Canaris’ role in relation to the Nazis has long been a matter of dispute. Be it to his credit, he knowingly provided a shelter within the Abwehr for several resolute anti-Nazis, including Colonel Oster, who were actively plotting against Hitler, and he saved some Jews from extermination. But that, if Herr Hohne is correct, is all the credit he can be given, and even here one may be too generous. Perhaps he may have been hedging his bets, for he also warned the Gestapo about antiHitler plots. And when Oster and his group were caught, Canaris did nothing to help them. Furthermore, when the going was good for the Nazis, he was an enthusiastic proponent of their repulsive creed, repeatedly emphasizing that “the really good serviceman will also be a good National Socialist.” He may, in fact, have been the first to propose that Jews should wear the Star of David. He wept publicly at Heydrich’s funeral.
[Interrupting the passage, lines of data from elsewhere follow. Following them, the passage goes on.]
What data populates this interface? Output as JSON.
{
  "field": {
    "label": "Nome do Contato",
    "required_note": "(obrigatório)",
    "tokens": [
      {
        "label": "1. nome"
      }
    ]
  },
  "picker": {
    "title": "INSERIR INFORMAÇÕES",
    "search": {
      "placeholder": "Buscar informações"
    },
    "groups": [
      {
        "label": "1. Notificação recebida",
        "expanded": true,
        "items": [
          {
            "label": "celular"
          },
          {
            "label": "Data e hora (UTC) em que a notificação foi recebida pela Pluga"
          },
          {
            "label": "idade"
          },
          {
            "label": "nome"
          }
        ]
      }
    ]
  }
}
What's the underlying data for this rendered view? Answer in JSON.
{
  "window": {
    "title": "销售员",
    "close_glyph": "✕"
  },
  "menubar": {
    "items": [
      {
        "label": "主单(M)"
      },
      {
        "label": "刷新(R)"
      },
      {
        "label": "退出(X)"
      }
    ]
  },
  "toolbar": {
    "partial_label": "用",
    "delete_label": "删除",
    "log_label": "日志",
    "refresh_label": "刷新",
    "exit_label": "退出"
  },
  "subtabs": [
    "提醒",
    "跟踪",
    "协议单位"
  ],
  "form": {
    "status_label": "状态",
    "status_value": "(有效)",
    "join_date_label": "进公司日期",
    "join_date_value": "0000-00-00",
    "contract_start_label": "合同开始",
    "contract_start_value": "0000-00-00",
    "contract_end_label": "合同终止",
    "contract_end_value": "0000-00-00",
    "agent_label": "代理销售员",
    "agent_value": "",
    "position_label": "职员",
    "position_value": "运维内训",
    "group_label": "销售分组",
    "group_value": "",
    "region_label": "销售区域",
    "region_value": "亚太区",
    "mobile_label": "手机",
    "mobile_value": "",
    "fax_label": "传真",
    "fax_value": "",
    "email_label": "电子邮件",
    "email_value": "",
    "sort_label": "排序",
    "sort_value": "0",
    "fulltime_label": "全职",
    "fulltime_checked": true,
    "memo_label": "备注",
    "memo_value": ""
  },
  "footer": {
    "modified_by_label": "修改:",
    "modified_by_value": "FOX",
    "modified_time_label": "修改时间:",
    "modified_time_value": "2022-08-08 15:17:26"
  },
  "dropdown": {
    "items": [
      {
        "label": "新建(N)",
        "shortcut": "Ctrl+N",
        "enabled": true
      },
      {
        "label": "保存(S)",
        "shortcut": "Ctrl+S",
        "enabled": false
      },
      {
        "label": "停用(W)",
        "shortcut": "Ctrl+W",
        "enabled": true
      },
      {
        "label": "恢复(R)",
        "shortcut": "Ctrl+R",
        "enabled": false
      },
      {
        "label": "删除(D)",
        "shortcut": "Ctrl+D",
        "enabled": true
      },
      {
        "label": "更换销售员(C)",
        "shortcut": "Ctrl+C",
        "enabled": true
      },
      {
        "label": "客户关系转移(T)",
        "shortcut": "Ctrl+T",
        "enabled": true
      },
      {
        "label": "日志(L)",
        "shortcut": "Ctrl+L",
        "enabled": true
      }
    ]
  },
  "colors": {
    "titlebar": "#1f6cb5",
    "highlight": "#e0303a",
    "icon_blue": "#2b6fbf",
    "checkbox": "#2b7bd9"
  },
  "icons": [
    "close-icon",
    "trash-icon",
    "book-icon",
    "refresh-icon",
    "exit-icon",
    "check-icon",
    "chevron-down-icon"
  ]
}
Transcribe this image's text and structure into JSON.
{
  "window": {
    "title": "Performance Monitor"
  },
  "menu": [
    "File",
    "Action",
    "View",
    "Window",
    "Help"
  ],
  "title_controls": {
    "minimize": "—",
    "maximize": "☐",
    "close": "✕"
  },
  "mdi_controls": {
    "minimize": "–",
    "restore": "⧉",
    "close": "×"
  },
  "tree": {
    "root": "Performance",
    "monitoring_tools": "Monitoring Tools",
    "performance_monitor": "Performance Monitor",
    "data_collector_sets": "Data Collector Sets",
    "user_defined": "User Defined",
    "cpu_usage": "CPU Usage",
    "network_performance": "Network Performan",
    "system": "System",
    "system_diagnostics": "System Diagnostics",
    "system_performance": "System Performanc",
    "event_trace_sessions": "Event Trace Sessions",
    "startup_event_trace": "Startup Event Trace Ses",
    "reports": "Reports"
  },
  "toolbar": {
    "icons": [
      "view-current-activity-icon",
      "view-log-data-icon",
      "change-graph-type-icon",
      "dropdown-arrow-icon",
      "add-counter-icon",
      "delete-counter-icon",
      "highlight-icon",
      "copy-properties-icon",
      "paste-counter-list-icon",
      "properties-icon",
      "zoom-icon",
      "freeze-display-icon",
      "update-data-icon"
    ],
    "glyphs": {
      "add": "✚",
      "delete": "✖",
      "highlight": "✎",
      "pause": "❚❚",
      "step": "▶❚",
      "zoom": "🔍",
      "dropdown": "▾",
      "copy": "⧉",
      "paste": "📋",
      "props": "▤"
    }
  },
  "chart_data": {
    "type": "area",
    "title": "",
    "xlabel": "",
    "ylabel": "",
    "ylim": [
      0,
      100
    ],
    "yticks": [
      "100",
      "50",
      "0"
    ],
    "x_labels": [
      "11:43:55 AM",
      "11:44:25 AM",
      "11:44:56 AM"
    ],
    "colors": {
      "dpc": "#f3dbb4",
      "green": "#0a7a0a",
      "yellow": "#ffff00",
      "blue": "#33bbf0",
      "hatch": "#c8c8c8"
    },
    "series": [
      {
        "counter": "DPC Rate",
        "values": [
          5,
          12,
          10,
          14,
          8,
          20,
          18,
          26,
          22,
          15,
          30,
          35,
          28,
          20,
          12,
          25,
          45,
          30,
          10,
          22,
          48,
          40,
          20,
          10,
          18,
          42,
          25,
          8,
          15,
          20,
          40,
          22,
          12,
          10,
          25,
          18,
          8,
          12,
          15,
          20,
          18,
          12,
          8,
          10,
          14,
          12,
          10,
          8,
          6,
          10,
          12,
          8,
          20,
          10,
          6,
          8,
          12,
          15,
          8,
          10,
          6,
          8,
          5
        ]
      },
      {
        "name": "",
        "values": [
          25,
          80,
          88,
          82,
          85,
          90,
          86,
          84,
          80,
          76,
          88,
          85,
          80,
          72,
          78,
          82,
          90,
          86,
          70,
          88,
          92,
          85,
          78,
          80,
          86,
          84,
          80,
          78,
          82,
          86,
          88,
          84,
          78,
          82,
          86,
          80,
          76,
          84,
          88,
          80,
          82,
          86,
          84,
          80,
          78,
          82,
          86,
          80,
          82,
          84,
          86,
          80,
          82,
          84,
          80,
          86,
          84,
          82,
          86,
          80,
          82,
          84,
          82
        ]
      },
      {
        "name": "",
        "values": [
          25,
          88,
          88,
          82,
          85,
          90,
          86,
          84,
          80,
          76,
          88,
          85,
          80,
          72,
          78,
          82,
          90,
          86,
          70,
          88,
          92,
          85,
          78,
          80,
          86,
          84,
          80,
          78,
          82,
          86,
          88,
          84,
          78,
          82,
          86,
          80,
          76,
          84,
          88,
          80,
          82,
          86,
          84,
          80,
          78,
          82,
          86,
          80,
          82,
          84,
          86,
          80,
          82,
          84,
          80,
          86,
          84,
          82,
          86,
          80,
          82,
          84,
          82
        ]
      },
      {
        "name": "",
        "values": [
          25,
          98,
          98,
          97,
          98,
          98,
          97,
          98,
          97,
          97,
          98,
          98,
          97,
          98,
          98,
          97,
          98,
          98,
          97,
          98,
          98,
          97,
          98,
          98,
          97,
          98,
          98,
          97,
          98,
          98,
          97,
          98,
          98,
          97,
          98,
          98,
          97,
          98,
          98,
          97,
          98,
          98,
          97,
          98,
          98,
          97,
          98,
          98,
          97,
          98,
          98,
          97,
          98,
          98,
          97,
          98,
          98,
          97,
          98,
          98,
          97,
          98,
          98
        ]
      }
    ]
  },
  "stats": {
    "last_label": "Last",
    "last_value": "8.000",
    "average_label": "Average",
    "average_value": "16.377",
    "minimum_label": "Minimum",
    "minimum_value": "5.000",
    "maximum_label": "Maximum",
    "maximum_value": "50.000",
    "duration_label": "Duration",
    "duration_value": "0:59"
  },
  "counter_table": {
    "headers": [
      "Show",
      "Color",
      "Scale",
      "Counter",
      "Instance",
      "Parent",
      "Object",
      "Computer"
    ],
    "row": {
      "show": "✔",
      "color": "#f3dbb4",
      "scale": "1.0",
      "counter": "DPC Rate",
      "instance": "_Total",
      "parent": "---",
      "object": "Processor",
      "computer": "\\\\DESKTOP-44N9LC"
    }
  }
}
Herr Hohne’s study claims, paradoxically, that before entering the intelligence service, Canaris proved himself a very efficient and brave naval deck officer in World War I. His political views, which had some influence on events in postwar Germany, were extremely reactionary. But as an intelligence chief he was a disaster. He was obsessed about invisible ink. “Secret agents with blackened faces and foreign uniforms, demolition teams creeping up on bridges guarded by unsuspecting sentries, couriers in the night, insurrections behind the enemy lines—that was the world he loved. . .” (p. 338). German generals from Jodl down complained bitterly of his inefficiency. They received, to give two instances among very many, no warning of the Anglo-American landings in North Africa in November 1942, and Canaris never learned that the Abwehr’s British network had been “turned” by Sir John Masterman’s team since the outbreak of war.

Herr Höhne’s debunking of Canaris is the more impressive for being accomplished in a low key and without invective. The portrait he draws is rebarbative; that of a friendless, vain, pusillanimous, devious, and silly man. On the dust cover the American publishers have subtitled this book Hitler’s Master Spy. Thank God he was!